In the end, Fuller was branded with a scarlet letter more unfair and condemning than Nathaniel’s fictional Hester Prynne in his classic novel The Scarlet Letter.

Finally, Julian had this to add, “Margaret Fuller has at last taken her place with the numberless other dismal frauds who fill the limbo of human pretension and failure” (Mitchell 12).

But guess what? Nathaniel and Julian Hawthorne do not get the last word here.

Sehgal offers:

“If there is an opposite to erasure, it is allowing for full personhood in all its idiosyncrasies,” (17).

Margaret Fuller credited with her contemporaries and good friends Ralph Waldo Emerson and Henry David Thoreau, at Boston’s Logan Airport.

It has taken many dedicated scholarly writers and other creatives years to begin to restore Margaret Fuller to where she rightfully belongs, accurately portraying her life and works, underscoring her contributions and value.

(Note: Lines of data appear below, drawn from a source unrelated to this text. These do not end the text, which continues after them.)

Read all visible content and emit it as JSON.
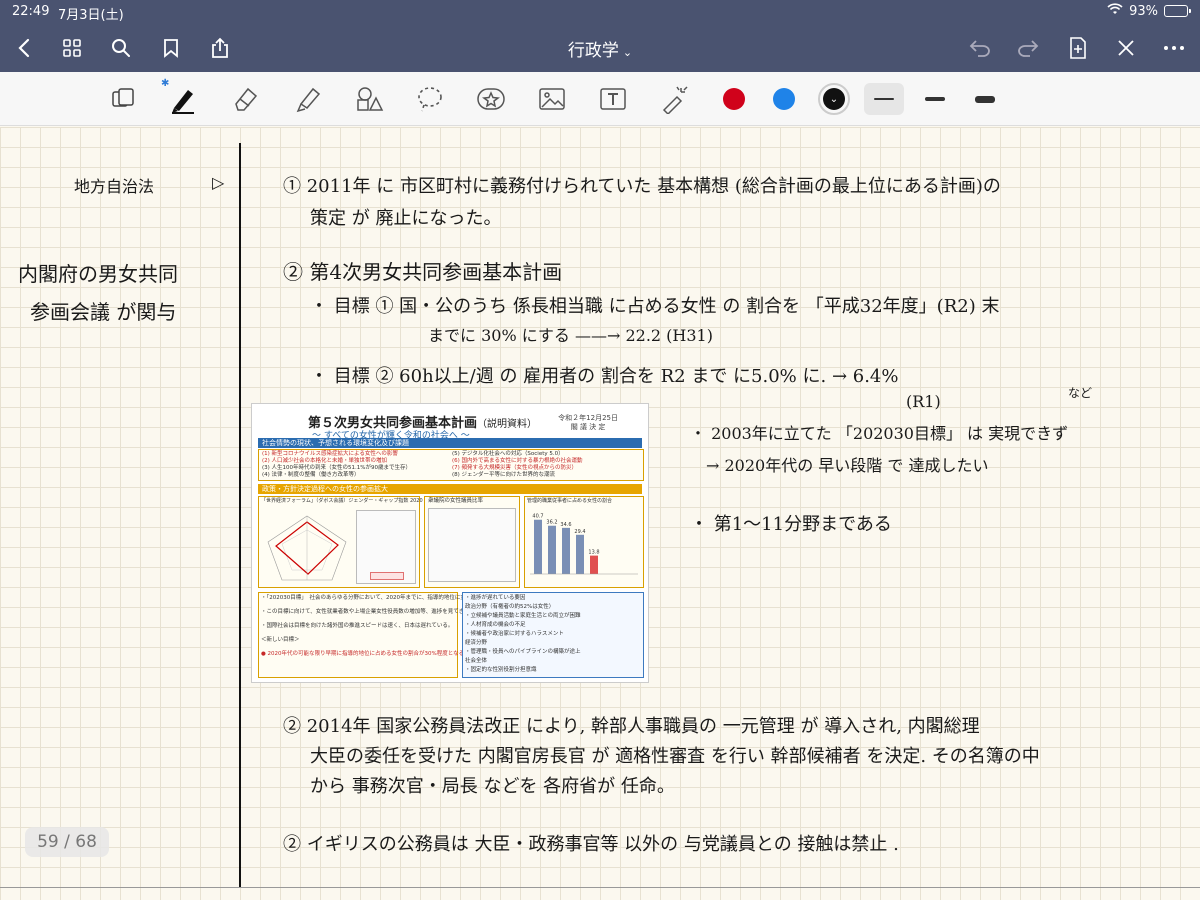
{
  "status_bar": {
    "time": "22:49",
    "date": "7月3日(土)",
    "battery": "93%",
    "battery_level": 0.93
  },
  "nav": {
    "title": "行政学",
    "title_chevron": "⌄"
  },
  "toolbar": {
    "tools": [
      "read-mode-icon",
      "pen-icon",
      "eraser-icon",
      "highlighter-icon",
      "shapes-icon",
      "lasso-icon",
      "sticker-icon",
      "image-icon",
      "text-icon",
      "laser-pointer-icon"
    ],
    "colors": [
      "#d0021b",
      "#1f83e8",
      "#111111"
    ],
    "selected_color_marker": "⌄"
  },
  "notes": {
    "side_title": "地方自治法",
    "side_arrow": "▷",
    "side_note_1": "内閣府の男女共同",
    "side_note_2": "参画会議 が関与",
    "n1_line1": "① 2011年 に 市区町村に義務付けられていた 基本構想 (総合計画の最上位にある計画)の",
    "n1_line2": "策定 が 廃止になった。",
    "n2_heading": "② 第4次男女共同参画基本計画",
    "n2_goal1_line1": "・ 目標 ① 国・公のうち 係長相当職 に占める女性 の 割合を 「平成32年度」(R2) 末",
    "n2_goal1_line2": "までに 30% にする  ——→  22.2 (H31)",
    "n2_goal2": "・ 目標 ② 60h以上/週 の 雇用者の 割合を R2 まで に5.0% に. → 6.4%",
    "n2_goal2_note": "(R1)",
    "nado": "など",
    "r_line1": "・ 2003年に立てた 「202030目標」 は 実現できず",
    "r_line2": "→ 2020年代の 早い段階 で 達成したい",
    "r_line3": "・ 第1〜11分野まである",
    "n3_line1": "② 2014年 国家公務員法改正 により, 幹部人事職員の 一元管理 が 導入され, 内閣総理",
    "n3_line2": "大臣の委任を受けた 内閣官房長官 が 適格性審査 を行い 幹部候補者 を決定. その名簿の中",
    "n3_line3": "から 事務次官・局長 などを 各府省が 任命。",
    "n4_line1": "② イギリスの公務員は 大臣・政務事官等 以外の 与党議員との 接触は禁止 ."
  },
  "slide": {
    "title": "第５次男女共同参画基本計画",
    "title_suffix": "（説明資料）",
    "subtitle": "～ すべての女性が輝く令和の社会へ ～",
    "stamp_line1": "令和２年12月25日",
    "stamp_line2": "閣 議 決 定",
    "band1": "社会情勢の現状、予想される環境変化及び課題",
    "left_items": [
      "(1) 新型コロナウイルス感染症拡大による女性への影響",
      "(2) 人口減少社会の本格化と未婚・単独世帯の増加",
      "(3) 人生100年時代の到来（女性の51.1%が90歳まで生存）",
      "(4) 法律・制度の整備（働き方改革等）"
    ],
    "right_items": [
      "(5) デジタル化社会への対応（Society 5.0）",
      "(6) 国内外で高まる女性に対する暴力根絶の社会運動",
      "(7) 頻発する大規模災害（女性の視点からの防災）",
      "(8) ジェンダー平等に向けた世界的な潮流"
    ],
    "band2": "政策・方針決定過程への女性の参画拡大",
    "col1_title": "「世界経済フォーラム」（ダボス会議）ジェンダー・ギャップ指数 2020  153か国中 121位",
    "col2_title": "衆議院の女性議員比率",
    "col3_title": "管理的職業従事者に占める女性の割合",
    "bar_values": [
      "40.7",
      "36.2",
      "34.6",
      "29.4",
      "13.8"
    ],
    "bottom_left": [
      "・「202030目標」　社会のあらゆる分野において、2020年までに、指導的地位に女性が占める割合が、少なくとも30%程度となるよう期待する",
      "・この目標に向けて、女性就業者数や上場企業女性役員数の増加等、進捗を見てきたが、全体として「30%」の水準に到達しそうとは言えない状況。",
      "・国際社会は目標を向けた諸外国の推進スピードは速く、日本は遅れている。",
      "＜新しい目標＞",
      "● 2020年代の可能な限り早期に指導的地位に占める女性の割合が30%程度となるよう目指して取組を進める。"
    ],
    "bottom_right": [
      "・進捗が遅れている要因",
      "政治分野（有権者の約52%は女性）",
      "・立候補や議員活動と家庭生活との両立が困難",
      "・人材育成の機会の不足",
      "・候補者や政治家に対するハラスメント",
      "経済分野",
      "・管理職・役員へのパイプラインの構築が途上",
      "社会全体",
      "・固定的な性別役割分担意識"
    ]
  },
  "page_indicator": "59 / 68"
}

I hope to assist in this effort with the release of my book, The Light Above: A Memoir, later this year.

As we continue to restore this remarkable, relevant woman to her full personhood, let us do the same for the many other #nastywomenwriters who have been systematically sidelined and dismissed.

© Maria Dintino 2018

Works Cited

Marshall, Megan. A New American Life. Boston: Houghton Mifflin Harcourt, 2013.

Mitchell, Thomas. Hawthorne’s Fuller Mystery. Amherst: University of Massachusetts Press, 1998.

Sehgal, Parul. “Memory Lapse.” The New York Times Magazine, 7 February 2016, pp 15-17.